On April 1, the state opened up its application to everyone in the state. St. Louis city is now directing all of its residents to the state application. The $9 million the city received in federal funding is going to help those facing evictions and to the 1,500 people who applied for CARES Act rental assistance last year but didn’t receive the aid because money ran out in December.
In the city, approximately 500 residents are in court with their landlord, going through the eviction process, according to the mayor’s spokesman.
The city is the only municipality that still has a local moratorium in place, but not for much longer. It expires May 31, and the court order allows for the evictions to phase in —starting with the people who received eviction judgements before March 1.

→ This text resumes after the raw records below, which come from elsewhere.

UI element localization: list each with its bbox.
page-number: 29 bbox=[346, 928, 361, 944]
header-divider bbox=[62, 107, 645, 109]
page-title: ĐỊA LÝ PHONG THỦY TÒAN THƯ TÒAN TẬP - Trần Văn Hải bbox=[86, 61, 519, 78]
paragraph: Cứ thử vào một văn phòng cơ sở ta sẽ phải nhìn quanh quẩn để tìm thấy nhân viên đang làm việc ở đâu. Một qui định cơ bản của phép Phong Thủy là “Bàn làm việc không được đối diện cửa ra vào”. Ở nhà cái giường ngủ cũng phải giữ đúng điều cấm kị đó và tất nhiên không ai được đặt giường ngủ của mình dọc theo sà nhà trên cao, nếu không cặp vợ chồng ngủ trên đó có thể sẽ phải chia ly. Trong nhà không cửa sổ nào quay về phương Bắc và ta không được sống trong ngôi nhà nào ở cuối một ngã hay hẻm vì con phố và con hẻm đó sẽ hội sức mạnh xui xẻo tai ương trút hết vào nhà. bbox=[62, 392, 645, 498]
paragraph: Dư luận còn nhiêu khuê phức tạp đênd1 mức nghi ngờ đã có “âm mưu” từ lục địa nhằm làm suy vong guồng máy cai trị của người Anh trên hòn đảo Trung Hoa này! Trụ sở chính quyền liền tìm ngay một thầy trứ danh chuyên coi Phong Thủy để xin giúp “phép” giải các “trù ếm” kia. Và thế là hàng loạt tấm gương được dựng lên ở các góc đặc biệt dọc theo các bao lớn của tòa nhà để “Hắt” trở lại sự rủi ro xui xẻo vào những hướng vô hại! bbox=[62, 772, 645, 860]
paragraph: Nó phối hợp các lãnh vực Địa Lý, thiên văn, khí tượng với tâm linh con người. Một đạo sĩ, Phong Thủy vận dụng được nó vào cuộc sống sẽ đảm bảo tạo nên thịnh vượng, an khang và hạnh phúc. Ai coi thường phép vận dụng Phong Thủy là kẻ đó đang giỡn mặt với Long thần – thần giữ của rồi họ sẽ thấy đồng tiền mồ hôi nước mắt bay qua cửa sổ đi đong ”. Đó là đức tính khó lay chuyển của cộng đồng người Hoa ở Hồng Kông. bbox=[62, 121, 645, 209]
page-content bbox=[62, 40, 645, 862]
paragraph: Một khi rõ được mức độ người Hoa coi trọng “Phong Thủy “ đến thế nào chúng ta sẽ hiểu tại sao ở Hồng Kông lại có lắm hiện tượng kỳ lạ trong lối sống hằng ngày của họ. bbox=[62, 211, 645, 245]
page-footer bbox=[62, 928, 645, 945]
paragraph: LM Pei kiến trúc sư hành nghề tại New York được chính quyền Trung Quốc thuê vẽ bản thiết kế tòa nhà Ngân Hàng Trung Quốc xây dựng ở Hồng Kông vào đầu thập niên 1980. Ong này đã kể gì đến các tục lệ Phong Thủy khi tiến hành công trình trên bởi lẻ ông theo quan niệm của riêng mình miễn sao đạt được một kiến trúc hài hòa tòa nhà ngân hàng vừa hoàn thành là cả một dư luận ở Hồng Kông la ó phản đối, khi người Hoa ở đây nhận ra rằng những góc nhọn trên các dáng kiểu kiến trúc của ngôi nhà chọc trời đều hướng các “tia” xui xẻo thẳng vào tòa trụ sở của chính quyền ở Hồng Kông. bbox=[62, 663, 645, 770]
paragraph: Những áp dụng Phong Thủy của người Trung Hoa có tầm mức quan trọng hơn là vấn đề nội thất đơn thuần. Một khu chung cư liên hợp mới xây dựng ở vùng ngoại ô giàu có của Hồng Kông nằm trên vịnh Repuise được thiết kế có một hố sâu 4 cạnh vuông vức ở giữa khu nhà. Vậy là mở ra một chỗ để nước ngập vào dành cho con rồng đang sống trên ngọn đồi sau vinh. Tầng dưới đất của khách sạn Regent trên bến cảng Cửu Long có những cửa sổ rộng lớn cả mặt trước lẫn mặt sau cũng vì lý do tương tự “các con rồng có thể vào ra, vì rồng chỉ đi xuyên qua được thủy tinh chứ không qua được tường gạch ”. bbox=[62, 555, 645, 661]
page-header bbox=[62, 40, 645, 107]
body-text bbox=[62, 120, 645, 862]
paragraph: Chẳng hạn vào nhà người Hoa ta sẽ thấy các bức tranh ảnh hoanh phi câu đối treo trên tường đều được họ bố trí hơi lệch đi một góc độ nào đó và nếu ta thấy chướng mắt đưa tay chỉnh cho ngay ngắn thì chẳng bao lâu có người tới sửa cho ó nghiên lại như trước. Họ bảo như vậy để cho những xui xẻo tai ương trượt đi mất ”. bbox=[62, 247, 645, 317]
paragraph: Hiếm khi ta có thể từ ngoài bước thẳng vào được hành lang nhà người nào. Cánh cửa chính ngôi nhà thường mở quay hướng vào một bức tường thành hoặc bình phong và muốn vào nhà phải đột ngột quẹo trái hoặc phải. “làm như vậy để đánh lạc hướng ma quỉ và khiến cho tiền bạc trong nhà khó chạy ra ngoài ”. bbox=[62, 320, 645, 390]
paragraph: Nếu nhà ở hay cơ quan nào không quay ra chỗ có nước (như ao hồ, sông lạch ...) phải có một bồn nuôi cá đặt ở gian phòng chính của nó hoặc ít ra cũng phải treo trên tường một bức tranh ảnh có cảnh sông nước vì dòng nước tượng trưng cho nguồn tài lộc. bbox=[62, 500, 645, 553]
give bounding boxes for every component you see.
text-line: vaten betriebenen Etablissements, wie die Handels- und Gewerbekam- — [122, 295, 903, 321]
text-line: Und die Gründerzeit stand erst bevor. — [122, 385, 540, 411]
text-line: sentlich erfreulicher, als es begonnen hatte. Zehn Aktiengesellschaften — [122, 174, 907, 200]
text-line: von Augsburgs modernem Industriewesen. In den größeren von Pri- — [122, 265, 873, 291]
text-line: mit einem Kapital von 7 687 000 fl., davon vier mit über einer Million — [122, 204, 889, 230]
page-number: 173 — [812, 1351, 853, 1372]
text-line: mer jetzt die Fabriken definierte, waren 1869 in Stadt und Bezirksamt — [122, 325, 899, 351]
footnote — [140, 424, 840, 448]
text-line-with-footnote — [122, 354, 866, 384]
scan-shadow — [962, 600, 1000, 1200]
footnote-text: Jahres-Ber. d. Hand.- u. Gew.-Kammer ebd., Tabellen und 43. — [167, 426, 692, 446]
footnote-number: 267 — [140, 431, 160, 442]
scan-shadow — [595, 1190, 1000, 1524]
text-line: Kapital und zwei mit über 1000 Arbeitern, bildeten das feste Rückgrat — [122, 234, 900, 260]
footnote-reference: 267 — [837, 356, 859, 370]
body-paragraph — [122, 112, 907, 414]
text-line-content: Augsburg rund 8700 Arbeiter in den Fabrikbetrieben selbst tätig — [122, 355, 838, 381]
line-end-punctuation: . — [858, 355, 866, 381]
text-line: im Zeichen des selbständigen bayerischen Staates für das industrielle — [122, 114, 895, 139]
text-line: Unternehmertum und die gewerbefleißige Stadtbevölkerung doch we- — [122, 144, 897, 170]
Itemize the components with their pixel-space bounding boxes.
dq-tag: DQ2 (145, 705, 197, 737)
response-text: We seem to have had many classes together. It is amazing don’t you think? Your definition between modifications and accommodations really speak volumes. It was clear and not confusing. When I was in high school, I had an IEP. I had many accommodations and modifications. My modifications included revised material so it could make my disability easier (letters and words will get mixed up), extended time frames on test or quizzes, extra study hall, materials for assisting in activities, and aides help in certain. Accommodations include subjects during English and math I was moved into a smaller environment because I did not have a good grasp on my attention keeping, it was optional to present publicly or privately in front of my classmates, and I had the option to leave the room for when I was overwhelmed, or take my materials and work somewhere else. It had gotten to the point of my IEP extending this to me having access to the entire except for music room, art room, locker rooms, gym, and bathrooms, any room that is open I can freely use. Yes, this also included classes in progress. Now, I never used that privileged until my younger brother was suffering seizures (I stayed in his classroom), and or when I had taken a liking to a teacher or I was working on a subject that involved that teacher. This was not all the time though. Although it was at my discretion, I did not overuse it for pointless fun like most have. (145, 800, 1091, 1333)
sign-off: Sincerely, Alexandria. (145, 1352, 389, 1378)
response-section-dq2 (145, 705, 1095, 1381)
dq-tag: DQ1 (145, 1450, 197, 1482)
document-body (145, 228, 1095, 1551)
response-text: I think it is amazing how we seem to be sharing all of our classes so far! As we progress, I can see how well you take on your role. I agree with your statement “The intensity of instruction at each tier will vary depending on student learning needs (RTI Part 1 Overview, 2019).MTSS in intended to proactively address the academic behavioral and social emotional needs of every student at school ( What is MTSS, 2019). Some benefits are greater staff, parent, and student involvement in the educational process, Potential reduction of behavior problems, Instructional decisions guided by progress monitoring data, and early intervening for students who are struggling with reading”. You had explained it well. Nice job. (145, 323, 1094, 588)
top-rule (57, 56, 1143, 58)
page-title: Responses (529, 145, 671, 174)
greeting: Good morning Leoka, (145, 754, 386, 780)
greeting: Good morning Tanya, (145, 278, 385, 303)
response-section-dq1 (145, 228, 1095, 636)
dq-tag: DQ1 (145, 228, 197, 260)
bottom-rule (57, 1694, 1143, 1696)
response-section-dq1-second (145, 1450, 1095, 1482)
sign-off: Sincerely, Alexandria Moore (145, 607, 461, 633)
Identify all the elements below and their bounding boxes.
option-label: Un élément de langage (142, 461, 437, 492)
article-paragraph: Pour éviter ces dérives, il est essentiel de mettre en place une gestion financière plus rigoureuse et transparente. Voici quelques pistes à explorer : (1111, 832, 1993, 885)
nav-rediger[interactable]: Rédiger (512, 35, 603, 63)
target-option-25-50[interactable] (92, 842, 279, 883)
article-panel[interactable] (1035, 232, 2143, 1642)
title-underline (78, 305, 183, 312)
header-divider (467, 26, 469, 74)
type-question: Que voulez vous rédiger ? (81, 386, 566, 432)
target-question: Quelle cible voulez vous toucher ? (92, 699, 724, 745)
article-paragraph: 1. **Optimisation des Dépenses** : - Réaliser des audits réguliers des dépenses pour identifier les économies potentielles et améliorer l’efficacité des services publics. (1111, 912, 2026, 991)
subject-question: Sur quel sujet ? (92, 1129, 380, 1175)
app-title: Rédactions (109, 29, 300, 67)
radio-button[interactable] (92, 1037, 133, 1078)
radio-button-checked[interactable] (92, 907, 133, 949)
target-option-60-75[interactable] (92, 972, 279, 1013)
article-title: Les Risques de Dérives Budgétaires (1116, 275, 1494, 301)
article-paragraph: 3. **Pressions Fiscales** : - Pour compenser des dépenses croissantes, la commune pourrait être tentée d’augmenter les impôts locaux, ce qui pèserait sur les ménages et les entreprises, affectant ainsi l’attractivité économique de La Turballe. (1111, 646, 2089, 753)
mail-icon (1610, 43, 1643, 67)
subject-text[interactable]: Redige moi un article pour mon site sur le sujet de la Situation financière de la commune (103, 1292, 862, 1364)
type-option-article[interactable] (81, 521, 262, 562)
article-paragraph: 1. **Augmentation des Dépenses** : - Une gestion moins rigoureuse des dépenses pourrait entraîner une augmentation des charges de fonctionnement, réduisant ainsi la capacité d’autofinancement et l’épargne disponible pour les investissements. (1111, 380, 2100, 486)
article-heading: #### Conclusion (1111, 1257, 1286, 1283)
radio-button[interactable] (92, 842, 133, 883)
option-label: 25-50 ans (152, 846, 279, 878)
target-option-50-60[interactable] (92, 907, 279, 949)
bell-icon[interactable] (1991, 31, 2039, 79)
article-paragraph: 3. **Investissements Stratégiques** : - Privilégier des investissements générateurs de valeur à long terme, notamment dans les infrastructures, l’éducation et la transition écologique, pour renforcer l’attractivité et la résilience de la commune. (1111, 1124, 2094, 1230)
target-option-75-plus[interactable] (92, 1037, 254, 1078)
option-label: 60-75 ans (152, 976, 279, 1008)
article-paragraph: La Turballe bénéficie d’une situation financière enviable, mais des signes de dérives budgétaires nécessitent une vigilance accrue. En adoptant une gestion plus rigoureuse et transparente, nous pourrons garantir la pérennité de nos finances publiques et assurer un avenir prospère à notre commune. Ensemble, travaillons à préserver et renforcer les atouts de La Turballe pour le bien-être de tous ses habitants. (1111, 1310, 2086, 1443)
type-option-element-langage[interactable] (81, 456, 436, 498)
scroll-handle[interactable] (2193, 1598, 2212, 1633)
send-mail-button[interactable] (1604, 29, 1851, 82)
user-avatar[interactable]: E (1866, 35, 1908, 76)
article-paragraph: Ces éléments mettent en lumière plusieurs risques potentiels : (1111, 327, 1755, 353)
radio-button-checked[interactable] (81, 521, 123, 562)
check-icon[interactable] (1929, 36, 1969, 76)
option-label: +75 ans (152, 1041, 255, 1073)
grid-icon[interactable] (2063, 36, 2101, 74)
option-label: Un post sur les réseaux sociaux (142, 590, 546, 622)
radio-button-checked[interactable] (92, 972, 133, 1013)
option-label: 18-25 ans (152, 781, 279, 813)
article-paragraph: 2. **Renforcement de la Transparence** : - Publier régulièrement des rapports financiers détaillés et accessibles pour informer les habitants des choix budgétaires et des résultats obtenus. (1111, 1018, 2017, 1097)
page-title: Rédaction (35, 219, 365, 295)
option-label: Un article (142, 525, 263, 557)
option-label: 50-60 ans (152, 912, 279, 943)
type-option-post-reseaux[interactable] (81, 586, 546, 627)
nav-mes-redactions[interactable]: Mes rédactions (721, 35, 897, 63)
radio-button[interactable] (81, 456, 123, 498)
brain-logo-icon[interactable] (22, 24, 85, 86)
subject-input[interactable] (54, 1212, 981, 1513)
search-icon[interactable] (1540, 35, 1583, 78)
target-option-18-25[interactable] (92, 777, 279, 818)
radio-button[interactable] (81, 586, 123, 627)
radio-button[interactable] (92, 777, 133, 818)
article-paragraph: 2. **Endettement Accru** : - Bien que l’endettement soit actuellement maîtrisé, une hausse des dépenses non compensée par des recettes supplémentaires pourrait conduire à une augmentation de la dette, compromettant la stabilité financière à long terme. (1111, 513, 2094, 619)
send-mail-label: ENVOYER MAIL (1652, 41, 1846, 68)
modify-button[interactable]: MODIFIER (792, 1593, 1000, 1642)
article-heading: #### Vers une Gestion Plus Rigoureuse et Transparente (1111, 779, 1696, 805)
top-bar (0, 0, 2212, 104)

At the end of April, St. Louis County Council passed a bill to uphold the county’s moratorium until June 30, but the council doesn’t have control over the circuit court. The county’s presiding judge issued an order directing the sheriff’s office and its employees to “continue refraining from executing any residential evictions whenever a CDC Eviction Moratorium Declaration form has been completed and proof thereof has been provided.”
The elected officials have also seen what is on the horizon, which is a homeless crisis that is sure to overwhelm the region’s already taxed shelters, advocates say.
“The shelter system is not prepared to handle this many evictions at once,” said Saul Glist, a tenant advocate with the Metropolitan St. Louis Equal Housing and Opportunity Council. “We have 12 months of evictions backed up. That’s not what our homeless services were designed for.”